The Rev Dr Robert Turner of the Historic Vernon Chapel AME Church holds his weekly Reparations March in Tulsa, Oklahoma.

A first-in-the-country taskforce to study and recommend reparations for African Americans held its inaugural meeting in California on Tuesday, launching a two-year process to address the harms of slavery and systemic racism.

The meeting of the first state reparations committee in the US coincided with a visit by Joe Biden to Oklahoma, during which the president marked the centenary of the Tulsa race massacre and commemorated the hundreds of Black Americans who were killed by a white mob in a flourishing district known as the “Black Wall Street”. It also comes just over a year after the murder of George Floyd by a white police officer in Minnesota.

A federal slavery reparations bill passed out of the House Judiciary Committee in April, but it faces an uphill battle to becoming law.
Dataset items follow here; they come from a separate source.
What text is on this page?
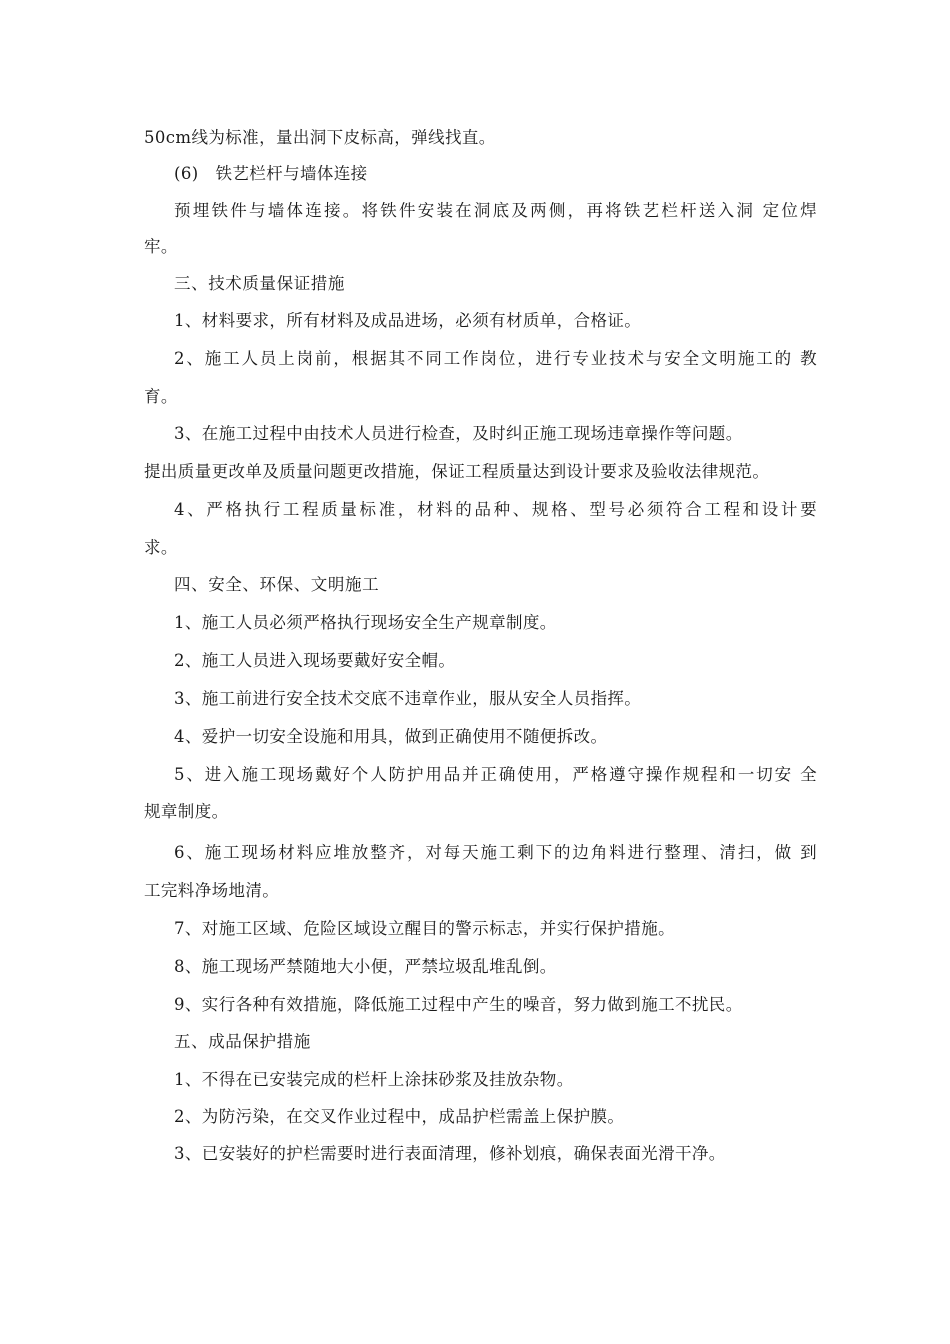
50cm线为标准，量出洞下皮标高，弹线找直。
(6)　铁艺栏杆与墙体连接
预埋铁件与墙体连接。将铁件安装在洞底及两侧，再将铁艺栏杆送入洞 定位焊
牢。
三、技术质量保证措施
1、材料要求，所有材料及成品进场，必须有材质单，合格证。
2、施工人员上岗前，根据其不同工作岗位，进行专业技术与安全文明施工的 教
育。
3、在施工过程中由技术人员进行检查，及时纠正施工现场违章操作等问题。
提出质量更改单及质量问题更改措施，保证工程质量达到设计要求及验收法律规范。
4、严格执行工程质量标准，材料的品种、规格、型号必须符合工程和设计要
求。
四、安全、环保、文明施工
1、施工人员必须严格执行现场安全生产规章制度。
2、施工人员进入现场要戴好安全帽。
3、施工前进行安全技术交底不违章作业，服从安全人员指挥。
4、爱护一切安全设施和用具，做到正确使用不随便拆改。
5、进入施工现场戴好个人防护用品并正确使用，严格遵守操作规程和一切安 全
规章制度。
6、施工现场材料应堆放整齐，对每天施工剩下的边角料进行整理、清扫，做 到
工完料净场地清。
7、对施工区域、危险区域设立醒目的警示标志，并实行保护措施。
8、施工现场严禁随地大小便，严禁垃圾乱堆乱倒。
9、实行各种有效措施，降低施工过程中产生的噪音，努力做到施工不扰民。
五、成品保护措施
1、不得在已安装完成的栏杆上涂抹砂浆及挂放杂物。
2、为防污染，在交叉作业过程中，成品护栏需盖上保护膜。
3、已安装好的护栏需要时进行表面清理，修补划痕，确保表面光滑干净。
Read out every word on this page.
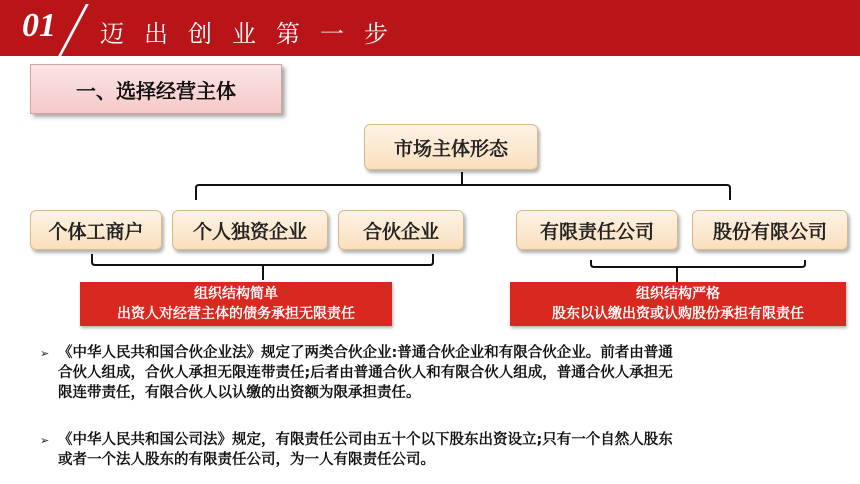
01 迈出创业第一步
一、选择经营主体
市场主体形态
个体工商户	个人独资企业	合伙企业	有限责任公司	股份有限公司
组织结构简单
出资人对经营主体的债务承担无限责任
组织结构严格
股东以认缴出资或认购股份承担有限责任
➢ 《中华人民共和国合伙企业法》规定了两类合伙企业:普通合伙企业和有限合伙企业。前者由普通
合伙人组成，合伙人承担无限连带责任;后者由普通合伙人和有限合伙人组成，普通合伙人承担无
限连带责任，有限合伙人以认缴的出资额为限承担责任。
➢ 《中华人民共和国公司法》规定，有限责任公司由五十个以下股东出资设立;只有一个自然人股东
或者一个法人股东的有限责任公司，为一人有限责任公司。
The bill was first introduced in Congress in 1989 and refers to the failed government effort to provide 40 acres (16 hectares) of land to newly freed slaves as the civil war wound down.

California’s secretary of state, Shirley Weber, who as a state assemblywoman authored the state legislation creating the taskforce, noted the solemnity of the occasion as well as the opportunity to right a historic wrong that continues today, in the form of large racial disparities in wealth, health and education.